世界初の画期的な試み!江戸時代、鬼平・長谷川平蔵は犯罪者の更生施設「人足寄場」も設立していた!【後編】
資金不足と平蔵の工夫
【前編】では、『鬼平犯科帳』で有名な長谷川平蔵が、犯罪者の刑務所兼更生施設でもあった人足寄場の設立のために尽力してきたことを説明しました。
※【前編】の記事↓
世界初の画期的な試み!江戸時代、鬼平・長谷川平蔵は犯罪者の更生施設「人足寄場」も設立していた!【前編】【後編】では、資金面での苦労とその成果について見ていきましょう。
平蔵は、ご存じの通り江戸の治安を守る特殊部隊・火付盗賊改の長官でした。一方、彼はその任に加えて、人足寄場の運営にもあたっています。
この施設の設置を提案したのは平蔵自身でしたが、多くの困難がありました。
最も苦慮したのは資金面でした。初年度の予算は米500俵、金500両だったのですが、翌年には幕府の財政難から米300俵、金300両に減り、4割も予算を削減されています。
このように幕府からの資金が十分ではなかったため、平蔵は武士としては前代未聞の方法で経費の不足を補いました。具体的には、幕府の御金蔵から3000両を借り受け、その金で銭貨を買ったのです。
ちょっと分かりにくいですが、その経緯は以下の通りです。
相場介入と賃貸収入平蔵は、松平定信の了承を得て町奉行と同席の上で、物価を引き下げるよう江戸の大商人に命じました。
これによって銭貨の価値が上がり、金貨の価値が下がります。
その結果、銭相場は1両につき6貫200文から5貫300文に下がり、金安銭高になります。
そこで平蔵は再び金を買い戻し、御金蔵に3000両を返済した後の残金を寄場予算としました。
つまり、現代風に言えば政府が意図的に相場へ介入し、それで得た儲けで行政施設の運営資金に充てたわけです。今だったらとんでもない話ですね。
これによって、彼は大きな利益を得ています。ただしこのやり方は、清廉潔白な政治をモットーとする松平定信には嫌悪されたようです。
長谷川が、ついに奉行になれず本来は臨時職である火付盗賊改長官のポジションから最後まで動くことがなかったのは、こうした原因もありました。彼は定信から守銭奴と見なされて嫌われていたのです。
ちなみに、人足寄場の空き地は材木・かきがら・種炭などの置場として民間業者に賃貸され、この賃貸料によって寄場費用の3分の1を補ったそうです。
放蕩時代の平蔵は、屋敷の一部を町人に賃貸していたことがありました。その経験がここで活かされたのでしょう。
世界初の更生施設としての成果ところで、収容者が作った物の売上の2割は差し引かれますが、残金の3分の2は収容者に支払われました。
そして、「自分」=自立厚生を建前に、食事代、衣服代、髪結い代、風呂代、鼻紙代などが差し引かれます。
さらに残金の3分の1は強制的に本人の貯金とされ、一定額が貯まると釈放されたのです。
寛政2年(1790年)、平蔵は寄場設置の功労で金3枚と時服を賜っています。
また寛政4年(1792年)、人足寄場の任を解かれる際には褒美として金5枚を授かりました。

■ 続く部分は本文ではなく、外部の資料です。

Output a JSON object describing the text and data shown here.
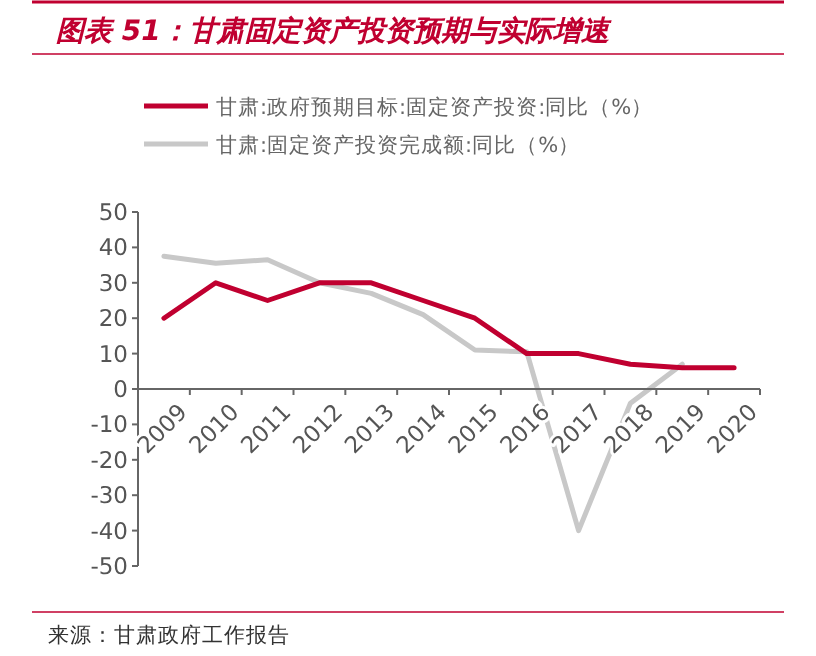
{
  "chart_data": {
    "type": "line",
    "title": "图表 51：甘肃固定资产投资预期与实际增速",
    "categories": [
      "2009",
      "2010",
      "2011",
      "2012",
      "2013",
      "2014",
      "2015",
      "2016",
      "2017",
      "2018",
      "2019",
      "2020"
    ],
    "series": [
      {
        "name": "甘肃:政府预期目标:固定资产投资:同比（%）",
        "color": "#c00030",
        "values": [
          20,
          30,
          25,
          30,
          30,
          25,
          20,
          10,
          10,
          7,
          6,
          6
        ]
      },
      {
        "name": "甘肃:固定资产投资完成额:同比（%）",
        "color": "#c8c8c8",
        "values": [
          37.5,
          35.5,
          36.5,
          30,
          27,
          21,
          11,
          10.5,
          -40,
          -4,
          7,
          null
        ]
      }
    ],
    "ylim": [
      -50,
      50
    ],
    "yticks": [
      -50,
      -40,
      -30,
      -20,
      -10,
      0,
      10,
      20,
      30,
      40,
      50
    ],
    "legend": "top",
    "grid": false,
    "marker": "none",
    "line_style": "solid",
    "annotations": [
      "来源：甘肃政府工作报告"
    ]
  }
}
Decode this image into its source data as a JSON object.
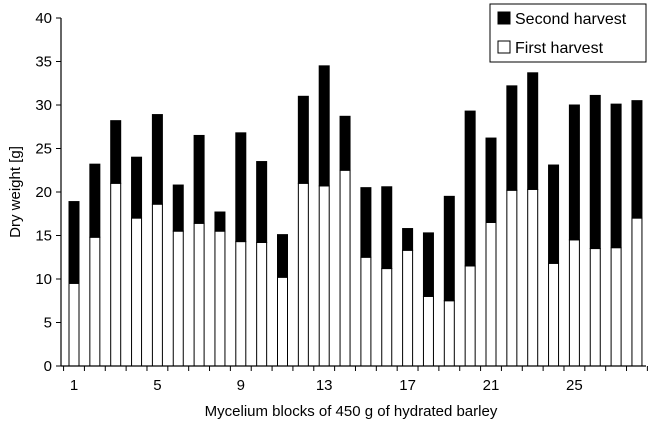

人足寄場は厳罰による犯罪抑止とは異なり、犯罪者の改心によって放免させる施設として、世界に先駆けた更生施設でした。前述の通り、平蔵は松平定信から嫌われていたとはいえ、その働きぶりは確実に評価されていたのです。
ちなみに似たような発想のものとして、イギリスのノーフォーク島で1840年代に導入された仮釈放制度が挙げられます。
これはアレクサンダー・マコノキーが考案した「マーク制度」が基で、囚人の更生を目指す画期的なものでした。良い行動で点数を貯め、条件付き解放を得るという仕組みだったのです。
この制度は後の仮釈放制度に影響を与え、近代刑罰の原型となりました。
で、世界的に革新的とされたこの制度よりも一年早く、平蔵は「犯罪者の更生」の観点から人足寄場を設置していたことになります。
こうした囚人の更生施設の設置は、実は世界初の画期的な試みだったのです。